Headlines-Based Synthesizer – Generates queries using extracted document headlines, leading to structured questions that reference specific sections.
Keyphrases-Based Synthesizer – Forms queries around key concepts, generating broader, thematic questions.

Both synthesizers are weighted equally (0.5 each), ensuring a balanced mix of specific and conceptual queries, which ultimately enhances the diversity of the test set.

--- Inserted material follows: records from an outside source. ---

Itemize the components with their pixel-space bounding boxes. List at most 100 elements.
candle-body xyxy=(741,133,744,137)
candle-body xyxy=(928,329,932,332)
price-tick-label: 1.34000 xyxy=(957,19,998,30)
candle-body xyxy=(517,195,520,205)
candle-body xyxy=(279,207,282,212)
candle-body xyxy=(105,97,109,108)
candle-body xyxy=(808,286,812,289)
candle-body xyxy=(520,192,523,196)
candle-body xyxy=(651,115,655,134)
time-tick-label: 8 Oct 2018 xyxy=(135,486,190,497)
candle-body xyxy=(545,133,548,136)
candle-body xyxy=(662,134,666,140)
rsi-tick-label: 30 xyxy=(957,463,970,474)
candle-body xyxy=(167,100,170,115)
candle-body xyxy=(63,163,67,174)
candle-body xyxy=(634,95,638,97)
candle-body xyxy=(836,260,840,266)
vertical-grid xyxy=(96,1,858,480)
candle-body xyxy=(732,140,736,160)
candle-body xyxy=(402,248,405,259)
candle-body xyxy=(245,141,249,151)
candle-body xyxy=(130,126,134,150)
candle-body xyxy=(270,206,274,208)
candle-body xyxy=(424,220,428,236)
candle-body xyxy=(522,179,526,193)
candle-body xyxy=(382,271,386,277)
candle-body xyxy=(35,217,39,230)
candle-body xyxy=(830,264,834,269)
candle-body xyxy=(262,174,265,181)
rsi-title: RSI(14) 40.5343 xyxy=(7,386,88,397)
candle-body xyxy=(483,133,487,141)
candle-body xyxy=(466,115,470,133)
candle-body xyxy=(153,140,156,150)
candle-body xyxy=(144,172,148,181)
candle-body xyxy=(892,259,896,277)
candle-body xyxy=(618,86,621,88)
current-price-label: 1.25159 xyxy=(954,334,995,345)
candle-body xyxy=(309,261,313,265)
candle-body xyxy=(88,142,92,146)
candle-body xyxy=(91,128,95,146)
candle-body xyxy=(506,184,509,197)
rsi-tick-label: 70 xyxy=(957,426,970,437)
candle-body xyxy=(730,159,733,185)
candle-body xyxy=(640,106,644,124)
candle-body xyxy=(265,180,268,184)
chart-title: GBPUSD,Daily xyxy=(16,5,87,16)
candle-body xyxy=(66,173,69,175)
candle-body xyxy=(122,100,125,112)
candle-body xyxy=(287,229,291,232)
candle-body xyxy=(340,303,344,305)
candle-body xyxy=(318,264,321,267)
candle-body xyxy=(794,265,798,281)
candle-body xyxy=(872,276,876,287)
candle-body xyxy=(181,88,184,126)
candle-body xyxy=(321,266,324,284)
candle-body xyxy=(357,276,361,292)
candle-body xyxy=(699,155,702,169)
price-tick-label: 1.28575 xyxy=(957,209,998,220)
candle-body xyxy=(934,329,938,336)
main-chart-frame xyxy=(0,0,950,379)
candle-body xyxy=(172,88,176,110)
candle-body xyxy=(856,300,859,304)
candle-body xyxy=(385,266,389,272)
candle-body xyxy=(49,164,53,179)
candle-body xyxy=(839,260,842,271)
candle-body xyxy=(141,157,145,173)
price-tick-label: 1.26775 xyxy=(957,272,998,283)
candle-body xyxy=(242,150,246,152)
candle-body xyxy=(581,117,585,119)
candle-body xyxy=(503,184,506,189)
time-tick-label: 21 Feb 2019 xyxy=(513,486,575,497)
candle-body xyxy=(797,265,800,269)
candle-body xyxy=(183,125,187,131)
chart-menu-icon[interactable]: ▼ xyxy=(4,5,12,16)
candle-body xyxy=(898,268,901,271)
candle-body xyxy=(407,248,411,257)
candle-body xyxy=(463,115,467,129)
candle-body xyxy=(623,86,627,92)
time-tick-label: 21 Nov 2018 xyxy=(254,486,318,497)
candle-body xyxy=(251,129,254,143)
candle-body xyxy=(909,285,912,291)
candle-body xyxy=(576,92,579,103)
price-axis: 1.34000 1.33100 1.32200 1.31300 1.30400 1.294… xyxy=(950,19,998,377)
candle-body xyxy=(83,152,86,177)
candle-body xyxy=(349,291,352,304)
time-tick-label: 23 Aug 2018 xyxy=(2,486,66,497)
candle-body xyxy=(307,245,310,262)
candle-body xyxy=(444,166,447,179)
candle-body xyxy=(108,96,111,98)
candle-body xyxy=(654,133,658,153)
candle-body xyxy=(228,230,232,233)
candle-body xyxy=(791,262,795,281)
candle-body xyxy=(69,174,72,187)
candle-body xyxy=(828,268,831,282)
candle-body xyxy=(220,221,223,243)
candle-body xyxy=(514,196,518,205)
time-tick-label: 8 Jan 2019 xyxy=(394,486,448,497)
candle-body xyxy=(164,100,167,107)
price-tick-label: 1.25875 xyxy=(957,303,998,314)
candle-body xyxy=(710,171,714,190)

from ragas.testset.synthesizers.single_hop.specific import (
    SingleHopSpecificQuerySynthesizer,
)

query_distibution = [
    (
        SingleHopSpecificQuerySynthesizer(llm=generator_llm, property_name="headlines"),
        0.5,
    ),
    (
        SingleHopSpecificQuerySynthesizer(
            llm=generator_llm, property_name="keyphrases"
        ),
        0.5,
    ),
]

Testset Generation

from ragas.testset import TestsetGenerator

generator = TestsetGenerator(
    llm=generator_llm,
    embedding_model=generator_embeddings,
    knowledge_graph=kg,
    persona_list=personas,
)

Now we can generate the testset.

testset = generator.generate(testset_size=10, query_distribution=query_distibution)
testset.to_pandas()

Generating Scenarios: 100%|██████████| 2/2 [00:00<?, ?it/s]
Generating Samples: 100%|██████████| 10/10 [00:00<?, ?it/s]

Output

	user_input	reference_contexts	reference	synthesizer_name
0	Wut do I do if my baggage is Delayed, Lost, or...	[Baggage Policies\n\nThis section provides a d...	If your baggage is delayed, lost, or damaged, ...	single_hop_specifc_query_synthesizer
1	Wht asistance is provided by the airline durin...	[Flight Delays\n\nFlight delays can be caused ...	Depending on the length of the delay, Ragas Ai...	single_hop_specifc_query_synthesizer
2	What is Step 1: Check Fare Rules in the contex...	[Flight Cancellations\n\nFlight cancellations ...	Step 1: Check Fare Rules involves logging into...	single_hop_specifc_query_synthesizer
3	How can I access my booking online with Ragas ...	[Managing Reservations\n\nManaging your reserv...	To access your booking online with Ragas Airli...	single_hop_specifc_query_synthesizer
4	What assistance does Ragas Airlines provide fo...	[Special Assistance\n\nRagas Airlines provides...	Ragas Airlines provides special assistance ser...	single_hop_specifc_query_synthesizer
5	What steps should I take if my baggage is dela...	[Baggage Policies This section provides a deta...	If your baggage is delayed, lost, or damaged w...	single_hop_specifc_query_synthesizer
6	How can I resubmit the claim for my baggage is...	[Potential Issues and Resolutions for Baggage ...	To resubmit the claim for your baggage issue, ...	single_hop_specifc_query_synthesizer
7	Wut are the main causes of flight delays and h...	[Flight Delays Flight delays can be caused by ...	Flight delays can be caused by weather conditi...	single_hop_specifc_query_synthesizer
8	How can I request reimbursement for additional...	[2. Additional Expenses Incurred Due to Delay ...	To request reimbursement for additional expens...	single_hop_specifc_query_synthesizer
9	What are passenger-initiated cancelations?	[Flight Cancellations Flight cancellations can...	Passenger-initiated cancellations occur when a...	single_hop_specifc_query_synthesizer

Final Thoughts

In this tutorial, we explored test set generation using the Ragas library, focusing primarily on single-hop queries. In our upcoming tutorial, we’ll dive into multi-hop queries, expanding on these concepts for even richer test set scenarios.